Noam Chomsky contradice a su entrevistadora

Fuentes: Rebelión

Es posible que los lectores de Rebelión se sintiesen sorprendidos ayer al comprobar que la noticia principal de esta página desaparecía a media mañana. En realidad lo que sucedió fue muy simple: nos dimos cuenta de que estábamos aireando un texto truncado, procedente del Clarín (véase Chomsky: «Vistos desde hoy, los pogroms no eran tan […]

Es posible que los lectores de Rebelión se sintiesen sorprendidos ayer al comprobar que la noticia principal de esta página desaparecía a media mañana. En realidad lo que sucedió fue muy simple: nos dimos cuenta de que estábamos aireando un texto truncado, procedente del Clarín (véase Chomsky: «Vistos desde hoy, los pogroms no eran tan malos«), aparecido el 1 de noviembre de 2005 en el diario bonaerense y que, en sí mismo, no era más que una traducción al castellano de una entrevista del día anterior, 31 de octubre, que le habían hecho al lingüista de Boston en el londinense The Guardian (véase The Greatest intellectual?).

¿Qué había sucedido para que tomásemos tan drástica decisión? Pues sencillamente que el Clarín amputó dos terceras partes del texto original inglés y ni siquiera se sintió en la obligación de avisar a sus lectores. Pero lo que de verdad nos alertó fue otra cosa: el sitio web oficial de Chomsky había publicado entretanto una seca réplica en protesta por la interpretación que Emma Brockes, la autora de la entrevista, había hecho de sus palabras (véase www.chomsky.info/interviews/20051031.htm), réplica que apareció ayer en The Guardian (véase Falling out over Srebrenica). Naturalmente, en Rebelión nos pareció necesario publicar la polémica completa y, ante el temor de que la noticia abreviada del Clarín confundiese a nuestros lectores por falta de referentes, preferimos retirarla de nuestras páginas, traducirla en su totalidad, sin dejar una sola coma, y publicarla hoy.
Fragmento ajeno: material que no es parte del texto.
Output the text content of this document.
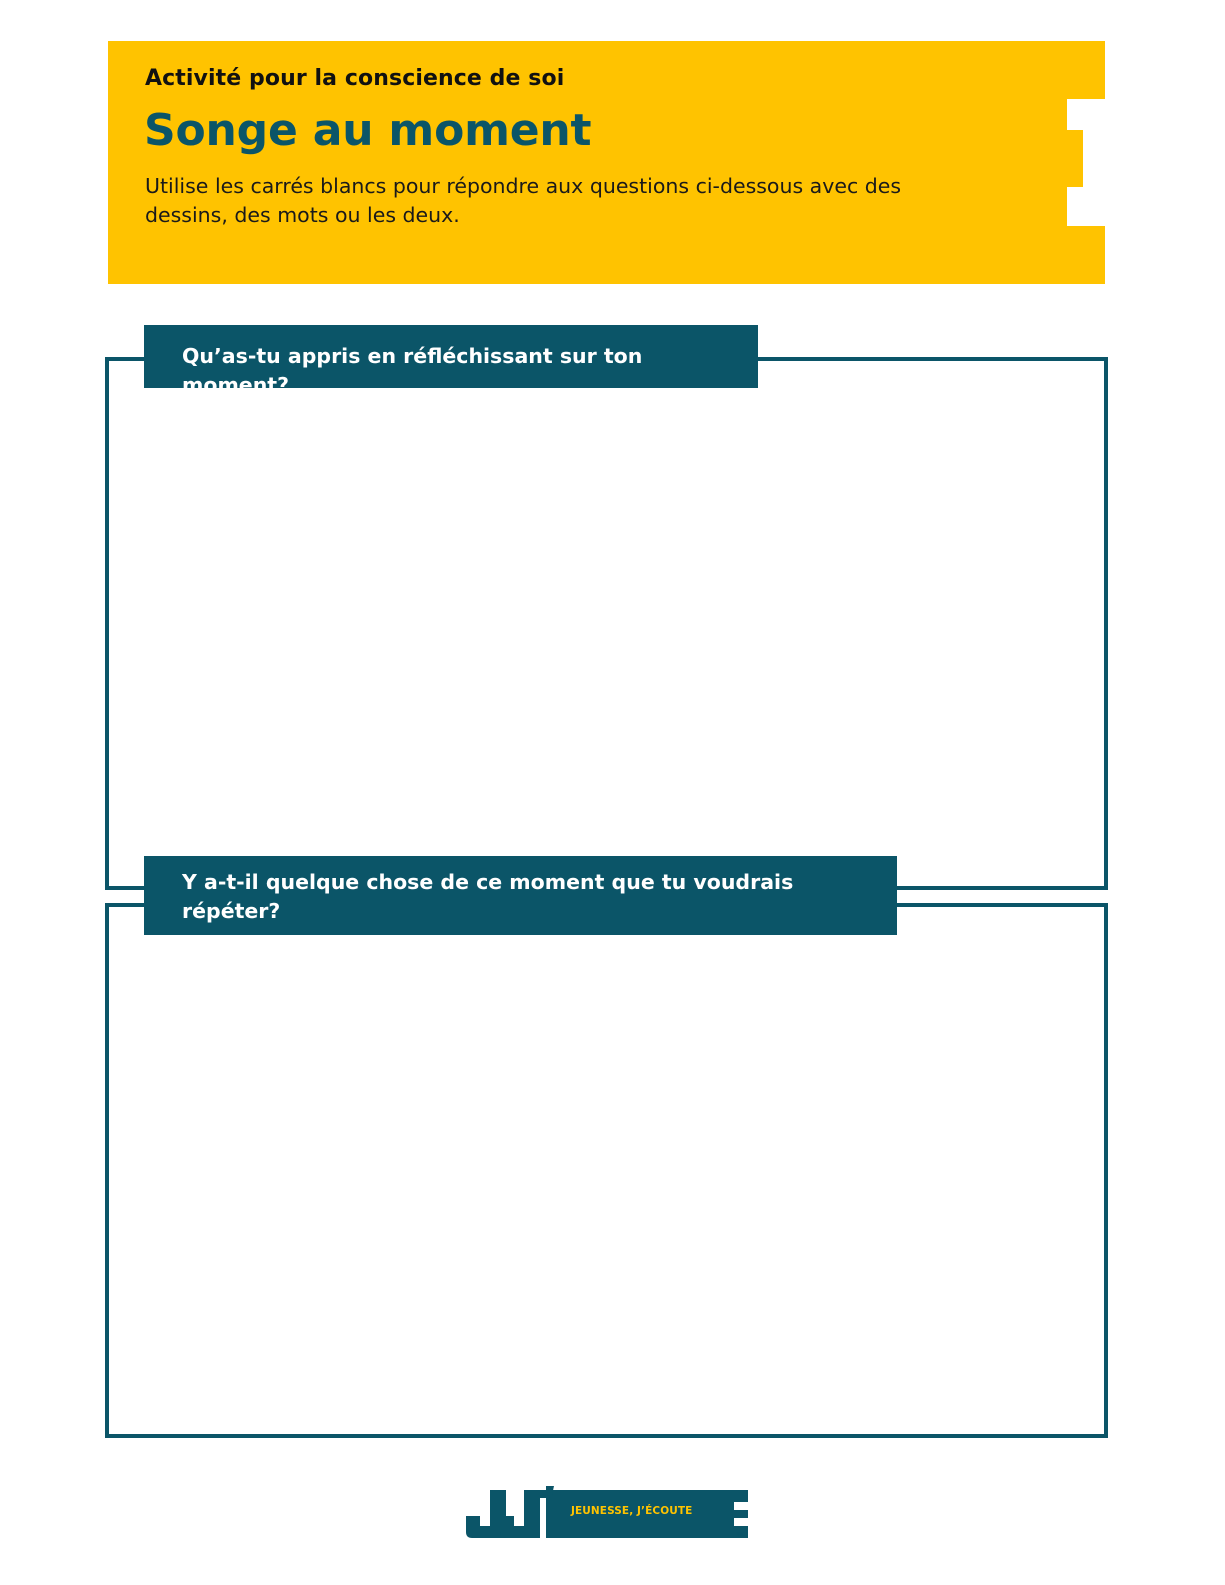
Activité pour la conscience de soi
Songe au moment
Utilise les carrés blancs pour répondre aux questions ci-dessous avec des dessins, des mots ou les deux.
Qu’as-tu appris en réfléchissant sur ton moment?
Y a-t-il quelque chose de ce moment que tu voudrais répéter?
JEUNESSE, J’ÉCOUTE
MC
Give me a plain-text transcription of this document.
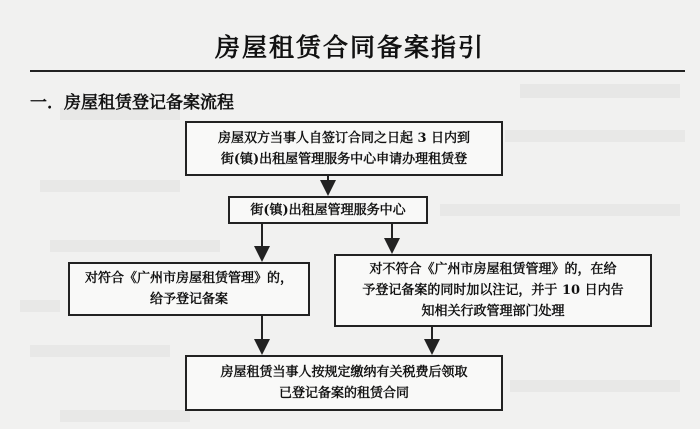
房屋租赁合同备案指引
一．房屋租赁登记备案流程
房屋双方当事人自签订合同之日起 3 日内到
街(镇)出租屋管理服务中心申请办理租赁登
街(镇)出租屋管理服务中心
对符合《广州市房屋租赁管理》的，
给予登记备案
对不符合《广州市房屋租赁管理》的，在给
予登记备案的同时加以注记，并于 10 日内告
知相关行政管理部门处理
房屋租赁当事人按规定缴纳有关税费后领取
已登记备案的租赁合同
Los medios globales de comunicación, esas corporaciones que se deben a sus accionistas y anunciantes, no al público lector, tan maravillosamente descritas por dos colegas de Chomsky (Los medios globales, de Edward S. Herman y Robert W. McChesney, Cátedra, Madrid 1999, traducción de Manuel Talens), nos tienen acostumbrados a fabricar la realidad. Pocas veces una noticia ha desenmascarado dicho artificio de manera tan clara como ésta. Por un lado la periodista de The Guardian, que es quizá el menos turbio de los medios globales en lengua inglesa, se ha visto desacreditada públicamente por uno de los intelectuales de más limpia trayectoria en la izquierda mundial y, por el otro, hemos sorprendido in fraganti al Clarín alterando un texto ajeno sin dar explicaciones y convirtiéndolo en algo irreconocible. La violencia verbal que rezuma la entrevista original se convierte por medio de las tijeras mágicas del periódico argentino en algo inocuo y sin sustancia: la corrección política en estado puro. Invitamos al lector a darse un paseo por la página del Clarín tras haber leído nuestra traducción.

Lo que aquí presentamos a continuación es lo que ha acontecido entre Chomsky y The Guardian, ni más ni menos: en primer lugar, la entrevista de Emma Brockes y, a renglón seguido, la réplica de Chomsky.

Consejo editorial de Rebelión


¿El intelectual más importante?

Emma Brockes
The Guardian

Traducido para Rebelión por Manuel Talens (www.manueltalens.com)

Pregunta: ¿Lamenta usted apoyar a quienes dicen que la matanza de Srebrenica fue exagerada? Respuesta: Mi único pesar es que no los apoyé bastante.

Aunque piensa que la mayoría de los periodistas son partidarios inconscientes del imperialismo occidental, Noam Chomsky, el más radical de los radicales, me ha recibido en su despacho de Boston. Es aquí profesor de lingüística, labor que lleva a cabo como una especie de alter ego de Clark Kent con respecto a su Superman activista.Está vestido con un viejo pulóver, grandes zapatillas blancas y una chaqueta de abuelo con bolsillos diseñados para que les quepa un termo. Hay un paquete a medio terminar de panecillos de higo sobre el escritorio. Es tal el efecto de una hora empleada junto a Chomsky que, al escribir esto, me pregunto: ¿Será un error que mencione los panecillos de higo cuándo en El Salvador la gente sigue sufriendo sin que nadie lo sepa?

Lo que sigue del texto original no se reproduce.